L’article R436-70 du Code de l’environnement interdit en toutes circonstances la pêche dans les dispositifs de franchissement des obstacles construits dans les cours d’eau. Ce qu’on appelle des réserves permanentes.
Crédit photo : Marc Delacoste

Réouvertures difficiles

Des réserves peuvent aussi être mises en place après des événements catastrophiques ayant impacté une population de truites (pollution, crue exceptionnelle), de manière à favoriser sa reconstitution plus rapidement. La mesure peut être efficace mais pose problème à la réouverture de la pêche. Les truites, naïves car non pêchées, sont alors très vulnérables et les prélèvements peuvent être très importants. C’est le cas à chaque ouverture de réserve pouvant aller jusqu’à annuler tout bénéfice. Pour cette raison, l’instauration d’une période transitoire en no-kill est souvent souhaitable, voire la mise en no-kill du secteur d’entrée, en lieu et place de la réserve.

Tout obstacle peut créer une concentration de migrateurs et faciliter leur capture. Y interdire la pêche à proximité permet d’éviter les excès. 
Crédit photo : Marc Delacoste

Objectif reproduction

Si ces différents types de réserve peuvent se révéler relativement pertinents, ce n’est pas le cas des réserves instaurées en zones classiques et qui ont comme objectif de protéger des géniteurs afin de maximiser la reproduction pour au final augmenter la densité de truites. C’est le cas le plus fréquent des réserves instaurées sur nos rivières, maintes fois étudié et évalué. Et là, les études démontrent le plus souvent… leur inefficacité ! Si dans un premier temps, le nombre de truites adultes augmente, les populations de juvéniles diminuent du fait des mécanismes de compétition. Et au final, la densité de truites n’augmente même pas.

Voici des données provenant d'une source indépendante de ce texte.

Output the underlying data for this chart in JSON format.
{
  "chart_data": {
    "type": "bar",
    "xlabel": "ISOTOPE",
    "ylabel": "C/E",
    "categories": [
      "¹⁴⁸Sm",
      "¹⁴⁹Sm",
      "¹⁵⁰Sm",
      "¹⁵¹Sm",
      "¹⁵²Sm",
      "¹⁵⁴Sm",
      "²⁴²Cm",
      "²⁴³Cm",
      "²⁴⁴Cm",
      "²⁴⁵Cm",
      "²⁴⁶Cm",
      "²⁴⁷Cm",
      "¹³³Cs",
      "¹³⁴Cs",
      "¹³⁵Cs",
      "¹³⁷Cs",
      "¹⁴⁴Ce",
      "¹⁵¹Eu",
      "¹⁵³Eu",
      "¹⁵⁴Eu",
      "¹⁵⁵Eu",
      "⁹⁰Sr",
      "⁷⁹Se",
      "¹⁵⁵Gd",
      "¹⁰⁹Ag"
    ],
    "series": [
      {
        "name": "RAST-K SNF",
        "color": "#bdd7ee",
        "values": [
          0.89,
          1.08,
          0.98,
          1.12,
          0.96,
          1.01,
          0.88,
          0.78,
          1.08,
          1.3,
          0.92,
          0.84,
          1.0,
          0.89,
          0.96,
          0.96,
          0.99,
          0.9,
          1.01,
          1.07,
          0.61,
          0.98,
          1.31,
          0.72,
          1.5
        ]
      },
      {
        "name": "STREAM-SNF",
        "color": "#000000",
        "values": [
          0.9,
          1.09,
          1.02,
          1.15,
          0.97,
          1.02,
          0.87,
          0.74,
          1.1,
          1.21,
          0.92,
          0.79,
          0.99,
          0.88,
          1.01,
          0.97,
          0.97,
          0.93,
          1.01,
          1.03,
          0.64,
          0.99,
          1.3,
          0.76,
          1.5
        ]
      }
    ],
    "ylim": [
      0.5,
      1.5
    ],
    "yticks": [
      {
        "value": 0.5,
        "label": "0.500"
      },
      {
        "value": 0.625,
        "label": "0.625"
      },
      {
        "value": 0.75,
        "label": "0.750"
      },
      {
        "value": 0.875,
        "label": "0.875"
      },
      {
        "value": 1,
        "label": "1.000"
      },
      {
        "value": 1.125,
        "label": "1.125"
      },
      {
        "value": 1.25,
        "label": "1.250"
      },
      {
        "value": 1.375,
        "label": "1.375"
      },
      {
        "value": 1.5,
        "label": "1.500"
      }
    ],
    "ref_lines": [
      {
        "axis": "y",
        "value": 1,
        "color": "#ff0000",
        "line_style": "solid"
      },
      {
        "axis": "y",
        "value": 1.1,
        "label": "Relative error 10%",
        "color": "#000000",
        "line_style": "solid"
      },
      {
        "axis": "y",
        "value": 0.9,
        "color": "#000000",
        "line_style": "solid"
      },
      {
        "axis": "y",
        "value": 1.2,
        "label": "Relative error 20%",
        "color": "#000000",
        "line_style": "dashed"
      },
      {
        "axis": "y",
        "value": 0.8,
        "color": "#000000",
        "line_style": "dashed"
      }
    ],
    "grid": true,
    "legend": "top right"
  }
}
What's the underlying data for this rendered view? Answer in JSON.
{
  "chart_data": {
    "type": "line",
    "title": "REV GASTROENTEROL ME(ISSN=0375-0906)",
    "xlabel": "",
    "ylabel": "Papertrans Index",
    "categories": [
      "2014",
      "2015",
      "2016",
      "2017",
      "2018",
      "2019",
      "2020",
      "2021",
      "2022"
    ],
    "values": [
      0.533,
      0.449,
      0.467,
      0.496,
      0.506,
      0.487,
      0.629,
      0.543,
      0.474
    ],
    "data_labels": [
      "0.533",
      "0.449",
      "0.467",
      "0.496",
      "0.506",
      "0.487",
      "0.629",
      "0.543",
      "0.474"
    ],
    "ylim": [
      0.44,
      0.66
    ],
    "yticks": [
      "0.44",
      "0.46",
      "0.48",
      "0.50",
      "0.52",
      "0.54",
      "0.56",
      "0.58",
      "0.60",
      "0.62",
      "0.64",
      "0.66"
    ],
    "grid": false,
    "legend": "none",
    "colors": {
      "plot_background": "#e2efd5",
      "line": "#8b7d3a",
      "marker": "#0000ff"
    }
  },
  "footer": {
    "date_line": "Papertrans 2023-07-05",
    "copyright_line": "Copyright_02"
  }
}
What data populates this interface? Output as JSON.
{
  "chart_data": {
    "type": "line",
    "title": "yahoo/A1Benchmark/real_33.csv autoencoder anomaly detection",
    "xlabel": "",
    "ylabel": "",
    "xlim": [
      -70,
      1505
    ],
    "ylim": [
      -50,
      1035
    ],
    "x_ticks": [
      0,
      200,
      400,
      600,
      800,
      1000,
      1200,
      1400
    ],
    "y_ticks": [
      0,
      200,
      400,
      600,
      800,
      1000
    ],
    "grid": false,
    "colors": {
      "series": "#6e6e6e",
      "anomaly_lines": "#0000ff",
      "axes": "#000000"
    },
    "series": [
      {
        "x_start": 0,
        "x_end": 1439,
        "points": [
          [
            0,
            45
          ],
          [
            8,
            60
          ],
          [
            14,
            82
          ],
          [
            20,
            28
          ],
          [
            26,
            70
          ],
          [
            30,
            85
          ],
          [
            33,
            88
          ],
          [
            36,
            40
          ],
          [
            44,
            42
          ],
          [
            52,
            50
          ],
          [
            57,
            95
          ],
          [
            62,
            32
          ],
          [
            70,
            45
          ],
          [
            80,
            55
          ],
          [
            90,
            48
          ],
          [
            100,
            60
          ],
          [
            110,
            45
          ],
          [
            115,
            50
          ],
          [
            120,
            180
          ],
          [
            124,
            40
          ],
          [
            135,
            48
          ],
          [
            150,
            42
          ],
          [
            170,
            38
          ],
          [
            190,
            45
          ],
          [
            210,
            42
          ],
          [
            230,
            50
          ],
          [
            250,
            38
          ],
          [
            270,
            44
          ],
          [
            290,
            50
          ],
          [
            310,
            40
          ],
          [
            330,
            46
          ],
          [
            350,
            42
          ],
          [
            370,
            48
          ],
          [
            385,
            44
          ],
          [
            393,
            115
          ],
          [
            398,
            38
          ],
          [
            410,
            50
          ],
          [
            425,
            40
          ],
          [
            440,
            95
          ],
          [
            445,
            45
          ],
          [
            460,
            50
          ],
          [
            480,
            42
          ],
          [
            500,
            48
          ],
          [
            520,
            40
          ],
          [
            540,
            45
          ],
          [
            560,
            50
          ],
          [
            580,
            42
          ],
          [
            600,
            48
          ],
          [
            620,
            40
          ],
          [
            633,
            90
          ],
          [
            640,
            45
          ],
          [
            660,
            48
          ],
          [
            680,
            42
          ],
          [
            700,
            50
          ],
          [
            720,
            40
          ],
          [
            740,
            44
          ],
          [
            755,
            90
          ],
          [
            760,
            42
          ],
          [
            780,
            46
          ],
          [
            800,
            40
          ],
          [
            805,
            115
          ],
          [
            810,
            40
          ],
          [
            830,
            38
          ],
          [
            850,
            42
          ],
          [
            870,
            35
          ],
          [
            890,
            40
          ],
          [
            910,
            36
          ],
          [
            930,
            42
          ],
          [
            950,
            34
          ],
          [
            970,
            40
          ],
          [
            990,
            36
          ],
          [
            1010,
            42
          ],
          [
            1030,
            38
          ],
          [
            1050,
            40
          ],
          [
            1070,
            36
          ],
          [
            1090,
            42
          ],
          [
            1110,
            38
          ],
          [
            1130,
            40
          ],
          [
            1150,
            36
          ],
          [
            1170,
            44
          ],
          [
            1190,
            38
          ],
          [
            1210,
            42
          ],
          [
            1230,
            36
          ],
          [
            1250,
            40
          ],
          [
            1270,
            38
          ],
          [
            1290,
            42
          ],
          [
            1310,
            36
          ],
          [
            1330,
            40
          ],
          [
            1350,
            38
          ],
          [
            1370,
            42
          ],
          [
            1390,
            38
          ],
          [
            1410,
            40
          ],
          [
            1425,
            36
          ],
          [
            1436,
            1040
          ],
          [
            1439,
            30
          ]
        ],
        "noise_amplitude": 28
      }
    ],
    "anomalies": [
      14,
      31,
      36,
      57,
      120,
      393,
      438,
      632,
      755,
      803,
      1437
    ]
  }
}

Les réserves aideront au maintien des belles truites, mais pas des juvéniles qui, souffrant de la compétition, y seront moins nombreux.
Crédit photo : Marc Delacoste

Vieilles truites

En effet, une population de truites, tributaire de l’habitat et de la capacité d’accueil du milieu, ne peut pas grossir indéfiniment. Lorsque celleci est à son maximum, le nombre de truites n’augmente plus et les individus dominants occupent la place, empêchant l’installation de plus jeunes. Au final, ce genre de réserve aboutit à un vieillissement de la population et à une augmentation de la biomasse (poids total des truites). Mais le nombre de truites lui n’augmente pas, voire diminue sous l’effet de la réduction du nombre de juvéniles. Penser que les géniteurs protégés dans cette réserve pourraient avoir un effet déterminant sur l’ensemble de la rivière est une vue de l’esprit. Il suffit de comparer leur nombre dans une réserve classique de quelques centaines de mètres (quelques dizaines ou centaines tout au plus) et celui de l’ensemble d’une rivière de plusieurs kilomètres (plusieurs milliers), pour comprendre que cet effet est négligeable. Ce genre de réserve produit donc quasiment toujours le même résultat : il n’augmente pas le nombre total de truites mais simplement la proportion de truites âgées.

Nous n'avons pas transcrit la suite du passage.